Wen was accompanied by Foreign Minister Yang Jiechi and China's envoy to the stalled talks, Wu Dawei, Xinhua said.
China has framed the rare three-day visit as a "goodwill" trip to a longtime communist ally, but it comes amid indications of a possible resumption of the talks which group the two Koreas, the United States, Russia, Japan and China.
South Korea's Yonhap news agency reported earlier that the North Korean leader, who has hinted he may be willing to come back to the nuclear negotiation table, may make an "important announcement" during Wen's visit.

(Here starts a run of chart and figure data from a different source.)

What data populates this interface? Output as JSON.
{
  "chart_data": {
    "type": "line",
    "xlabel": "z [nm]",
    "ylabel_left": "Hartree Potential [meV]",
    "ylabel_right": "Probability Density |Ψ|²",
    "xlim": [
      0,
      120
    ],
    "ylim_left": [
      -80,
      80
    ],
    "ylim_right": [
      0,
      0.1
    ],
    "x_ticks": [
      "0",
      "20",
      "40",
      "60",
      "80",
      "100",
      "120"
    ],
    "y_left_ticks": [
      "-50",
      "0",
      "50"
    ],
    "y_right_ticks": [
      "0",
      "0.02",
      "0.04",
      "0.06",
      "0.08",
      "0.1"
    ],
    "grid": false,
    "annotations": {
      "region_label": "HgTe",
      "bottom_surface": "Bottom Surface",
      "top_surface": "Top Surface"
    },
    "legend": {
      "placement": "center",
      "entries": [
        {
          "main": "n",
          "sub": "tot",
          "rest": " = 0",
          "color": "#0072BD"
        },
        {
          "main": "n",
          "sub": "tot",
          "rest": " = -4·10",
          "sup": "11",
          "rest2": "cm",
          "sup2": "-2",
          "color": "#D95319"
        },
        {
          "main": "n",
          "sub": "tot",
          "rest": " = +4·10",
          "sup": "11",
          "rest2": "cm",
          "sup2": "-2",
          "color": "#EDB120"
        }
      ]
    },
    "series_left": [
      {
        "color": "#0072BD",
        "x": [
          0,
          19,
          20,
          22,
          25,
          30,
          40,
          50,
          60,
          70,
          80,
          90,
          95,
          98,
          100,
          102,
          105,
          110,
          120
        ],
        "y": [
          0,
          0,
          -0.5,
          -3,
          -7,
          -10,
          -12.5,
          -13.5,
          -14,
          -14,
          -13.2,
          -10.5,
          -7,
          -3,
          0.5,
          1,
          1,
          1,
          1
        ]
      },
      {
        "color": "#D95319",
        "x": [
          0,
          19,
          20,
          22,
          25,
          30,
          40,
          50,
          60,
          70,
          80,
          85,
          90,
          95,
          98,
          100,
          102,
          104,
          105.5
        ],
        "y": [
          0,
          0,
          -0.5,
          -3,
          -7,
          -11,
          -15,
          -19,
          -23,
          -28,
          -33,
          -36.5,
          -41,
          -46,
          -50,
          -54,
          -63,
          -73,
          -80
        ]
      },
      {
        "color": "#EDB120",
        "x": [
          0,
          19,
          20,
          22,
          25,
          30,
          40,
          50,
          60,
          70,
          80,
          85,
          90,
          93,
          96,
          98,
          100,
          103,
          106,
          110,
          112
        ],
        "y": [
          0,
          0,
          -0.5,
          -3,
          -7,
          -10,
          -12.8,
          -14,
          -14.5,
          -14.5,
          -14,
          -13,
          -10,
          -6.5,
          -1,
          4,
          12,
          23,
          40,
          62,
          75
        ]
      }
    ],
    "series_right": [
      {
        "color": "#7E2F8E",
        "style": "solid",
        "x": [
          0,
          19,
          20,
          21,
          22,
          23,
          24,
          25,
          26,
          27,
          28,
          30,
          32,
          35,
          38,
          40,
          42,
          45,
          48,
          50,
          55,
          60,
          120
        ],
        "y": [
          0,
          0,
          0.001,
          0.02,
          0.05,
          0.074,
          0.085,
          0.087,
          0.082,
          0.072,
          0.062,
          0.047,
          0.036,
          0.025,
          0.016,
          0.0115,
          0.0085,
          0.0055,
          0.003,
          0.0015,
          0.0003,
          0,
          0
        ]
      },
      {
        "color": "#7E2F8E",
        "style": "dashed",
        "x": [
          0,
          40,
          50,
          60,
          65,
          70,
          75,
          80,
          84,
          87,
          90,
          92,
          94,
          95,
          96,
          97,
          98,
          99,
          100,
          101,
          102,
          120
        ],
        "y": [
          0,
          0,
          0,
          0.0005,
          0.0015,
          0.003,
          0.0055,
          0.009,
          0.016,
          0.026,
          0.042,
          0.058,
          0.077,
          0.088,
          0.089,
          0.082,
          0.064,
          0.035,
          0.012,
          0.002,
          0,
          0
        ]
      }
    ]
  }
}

The agency, quoting diplomatic sources in Beijing, said Kim was expected to state his willingness to give up nuclear weapons and suggest a way forward.
Yonhap has said Wen and Kim were to hold talks on Monday.
Pyongyang quit the talks in protest at United Nations censure of its long-range rocket launch on April 5.
The reclusive country staged a second atomic weapons test in May, bringing stronger United Nations sanctions backed even by China, its closest ally.
But since August, Pyongyang has made conciliatory gestures to both Washington and Seoul.
It freed two detained US reporters, released five South Koreans, eased border curbs for visitors from the South and dropped demands for huge pay rises at a Seoul-funded industrial estate.
And last month Kim appeared to leave the door open for a return to negotiations, telling a visiting Chinese envoy that his country was willing to engage in some form of talks.
During a recent five-nation Asian trip, US Deputy Secretary of State James Steinberg welcomed Wen's visit as a positive sign and urged North Korea to seize a "tremendous opportunity" to return to the negotiating table.
Despite the improving diplomatic climate, the North said last month it must keep its nuclear deterrent in the face of what it termed US nuclear threats.
"Giving up nuclear weapons cannot be considered even in a dream as long as the fundamental reasons which have forced us to possess nuclear weapons exist," a government spokesman told the North's official Korean Central News Agency.
Yonhap also reported that Washington is expected to announce a trip to Pyongyang by Stephen Bosworth, the US envoy on North Korean disarmament, after Wen's visit.
Bosworth said in early September that Washington was ready for bilateral talks with Pyongyang, but only as part of the wider six-party talks.
Beijing remains Pyongyang's sole major ally and leading trade partner and energy supplier, but opposes its neighbour's nuclear ambitions.